Des figures majeures de la création s’unissent contre l’IA et réclament des garde-fous

Image d'illustration. IAADN
Cinéastes, musiciens et écrivains alertent sur l’appropriation illégale de leurs créations par l'intelligence artificielle.
Tl;dr
- Plus de 700 créateurs dénoncent l’utilisation de leurs œuvres par les géants de la tech sans consentement ni rémunération.
- Le mouvement « Stealing isn’t Innovation » réclame un encadrement éthique des IA génératives, avec licences négociées et partenariats transparents.
- Les signataires alertent sur les risques liés à la désinformation, aux deepfakes et à l’« AI slop », soulignant l’impact sur la propriété intellectuelle et la compétitivité.
Des créateurs en colère contre les géants de la tech
Au fil des mois, le débat autour de l’utilisation des œuvres artistiques pour entraîner des modèles d’intelligence artificielle s’est amplifié aux États-Unis. Désormais, plus de 700 personnalités issues du cinéma, de la musique ou encore de la littérature – dont Scarlett Johansson, R.E.M. et Vince Gilligan – ont décidé d’unir leurs voix. Leur objectif ? Dénoncer une pratique qu’ils estiment abusive : l’exploitation, sans consentement ni compensation, de leurs créations par les grandes entreprises technologiques.
Une campagne pour un encadrement éthique
Lancée sous la bannière « Stealing isn’t Innovation », cette initiative entend rappeler aux acteurs du numérique qu’ils ne peuvent bâtir l’avenir sur le dos des créateurs. Sur le site officiel du mouvement, un message incisif s’affiche : « L’Amérique doit sa réputation mondiale à sa communauté créative, source d’emplois et de croissance économique ». Pourtant, soulignent les auteurs, certains mastodontes soutenus par des fonds privés exploitent ces richesses sans respect pour le droit d’auteur.

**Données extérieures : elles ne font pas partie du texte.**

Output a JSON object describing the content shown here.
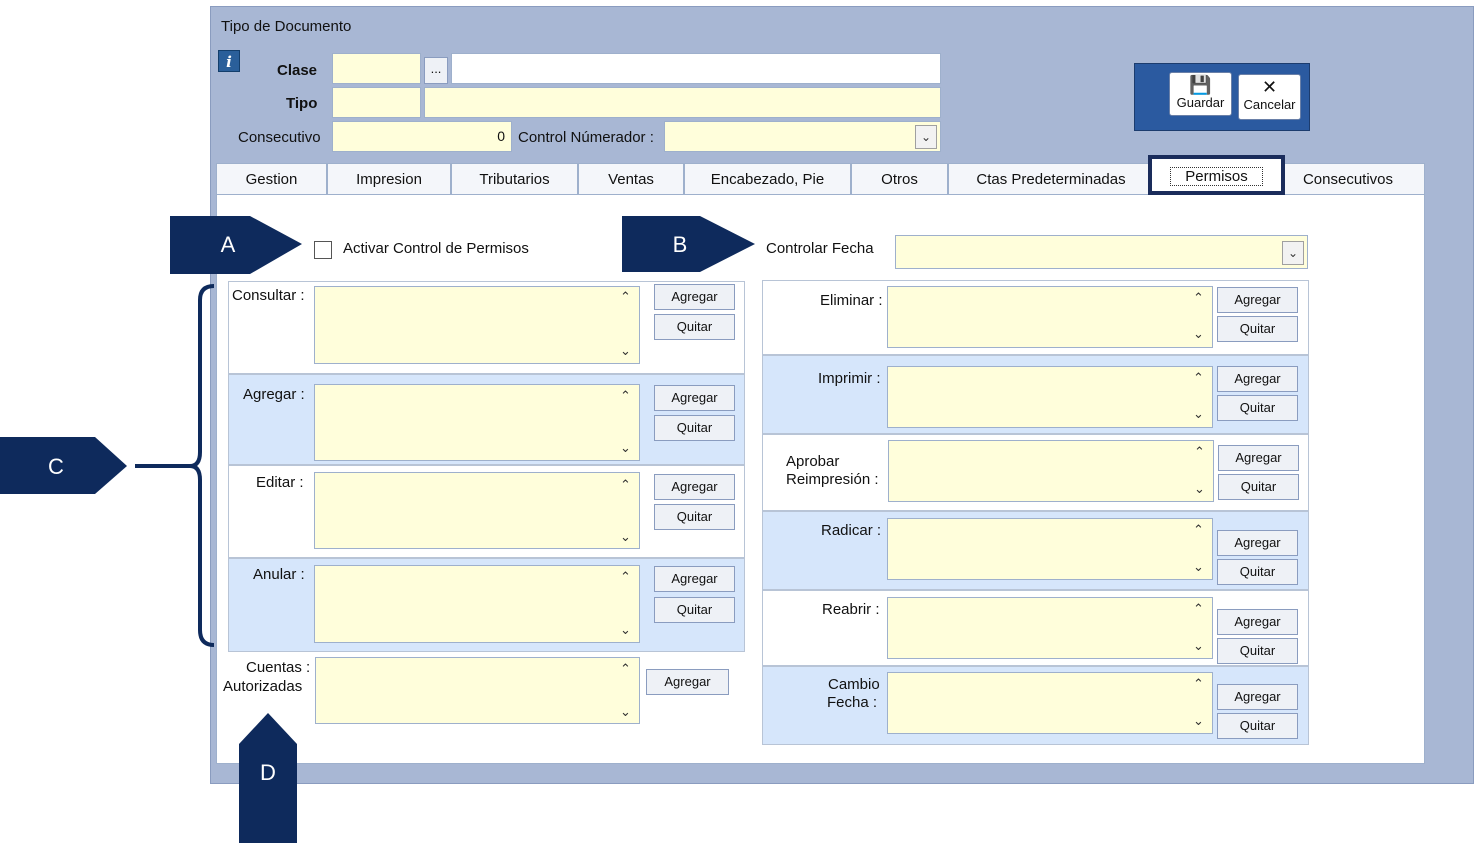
{
  "window": {
    "title": "Tipo de Documento"
  },
  "header": {
    "clase_label": "Clase",
    "tipo_label": "Tipo",
    "consecutivo_label": "Consecutivo",
    "consecutivo_value": "0",
    "control_numerador_label": "Control Númerador :",
    "ellipsis": "..."
  },
  "toolbar": {
    "guardar": "Guardar",
    "cancelar": "Cancelar"
  },
  "tabs": [
    "Gestion",
    "Impresion",
    "Tributarios",
    "Ventas",
    "Encabezado, Pie",
    "Otros",
    "Ctas Predeterminadas",
    "Permisos",
    "Consecutivos"
  ],
  "permisos": {
    "activar_label": "Activar Control de Permisos",
    "controlar_fecha_label": "Controlar Fecha",
    "left": {
      "consultar": "Consultar :",
      "agregar": "Agregar :",
      "editar": "Editar :",
      "anular": "Anular :",
      "cuentas_1": "Cuentas :",
      "cuentas_2": "Autorizadas"
    },
    "right": {
      "eliminar": "Eliminar :",
      "imprimir": "Imprimir :",
      "aprobar_1": "Aprobar",
      "aprobar_2": "Reimpresión :",
      "radicar": "Radicar :",
      "reabrir": "Reabrir :",
      "cambio_1": "Cambio",
      "cambio_2": "Fecha :"
    },
    "btn_agregar": "Agregar",
    "btn_quitar": "Quitar"
  },
  "callouts": {
    "a": "A",
    "b": "B",
    "c": "C",
    "d": "D"
  },
  "icons": {
    "info": "info-icon",
    "save": "floppy-disk-icon",
    "cancel": "scissors-icon"
  },
  "colors": {
    "field": "#fffedb",
    "window": "#a8b7d4",
    "callout": "#0e2a5c",
    "alt_row": "#d6e6fb"
  }
}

Face à cette situation, la coalition réclame que les plateformes d’IA générative privilégient des approches responsables : licences négociées et partenariats transparents. Une manière selon eux d’assurer un équilibre entre progrès technologique et respect du travail artistique.
Mésusages et dérapages inquiétants
La grogne ne concerne pas que les questions financières. Selon les signataires, ce qu’ils qualifient « d’appropriation illégale de propriété intellectuelle » aurait déjà un impact délétère sur l’écosystème informationnel. Plusieurs dangers sont pointés du doigt :
- Désinformation.
- Deepfakes.
- Avalanche de contenus médiocres (« AI slop »).

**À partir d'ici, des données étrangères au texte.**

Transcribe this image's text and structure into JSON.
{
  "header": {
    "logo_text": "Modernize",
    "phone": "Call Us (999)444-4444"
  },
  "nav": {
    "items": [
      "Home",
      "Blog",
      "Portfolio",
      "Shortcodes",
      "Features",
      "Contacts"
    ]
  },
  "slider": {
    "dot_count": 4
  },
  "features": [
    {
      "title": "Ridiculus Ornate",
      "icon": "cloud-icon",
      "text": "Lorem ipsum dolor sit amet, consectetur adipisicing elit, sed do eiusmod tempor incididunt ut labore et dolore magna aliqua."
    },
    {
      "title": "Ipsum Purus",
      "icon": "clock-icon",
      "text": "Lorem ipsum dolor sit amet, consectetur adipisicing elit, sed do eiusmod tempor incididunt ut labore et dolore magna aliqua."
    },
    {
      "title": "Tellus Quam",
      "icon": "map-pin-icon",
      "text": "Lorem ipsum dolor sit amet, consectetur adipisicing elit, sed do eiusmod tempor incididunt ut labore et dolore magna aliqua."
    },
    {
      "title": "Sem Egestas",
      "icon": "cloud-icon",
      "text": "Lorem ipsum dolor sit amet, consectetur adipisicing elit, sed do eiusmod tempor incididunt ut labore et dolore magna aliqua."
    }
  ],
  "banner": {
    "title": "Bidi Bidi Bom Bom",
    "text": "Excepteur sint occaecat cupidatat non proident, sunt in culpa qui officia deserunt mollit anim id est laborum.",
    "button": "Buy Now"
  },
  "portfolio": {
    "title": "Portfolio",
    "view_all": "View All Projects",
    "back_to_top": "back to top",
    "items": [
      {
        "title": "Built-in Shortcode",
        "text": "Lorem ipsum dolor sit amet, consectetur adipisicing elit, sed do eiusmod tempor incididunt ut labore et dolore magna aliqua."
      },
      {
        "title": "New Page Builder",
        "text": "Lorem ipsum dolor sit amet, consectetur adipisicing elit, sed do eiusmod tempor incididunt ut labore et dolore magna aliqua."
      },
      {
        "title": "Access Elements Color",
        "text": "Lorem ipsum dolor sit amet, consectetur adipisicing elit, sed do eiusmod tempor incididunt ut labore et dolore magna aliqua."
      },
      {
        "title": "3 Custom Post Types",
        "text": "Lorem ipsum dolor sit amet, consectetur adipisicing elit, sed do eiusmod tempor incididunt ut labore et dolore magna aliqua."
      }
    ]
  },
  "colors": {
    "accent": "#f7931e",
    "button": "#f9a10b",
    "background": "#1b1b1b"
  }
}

Ce flot incontrôlé menacerait même la compétitivité internationale des États-Unis dans le secteur stratégique de l’IA.
Lignes rouges et réactions en chaîne
Quelques affaires récentes illustrent ce bras de fer. L’actrice Scarlett Johansson, par exemple, a récemment envisagé une action judiciaire contre OpenAI, après que sa voix aurait été imitée dans une version vocale de ChatGPT. De son côté, selon une enquête du New York Times, la plateforme Grok dirigée par Elon Musk aurait généré des millions d’images sexualisées à partir de personnes réelles en un temps record.
En somme, la mobilisation actuelle questionne tout autant le cadre légal que les garde-fous moraux face à une révolution numérique qui avance souvent plus vite que les droits fondamentaux des artistes.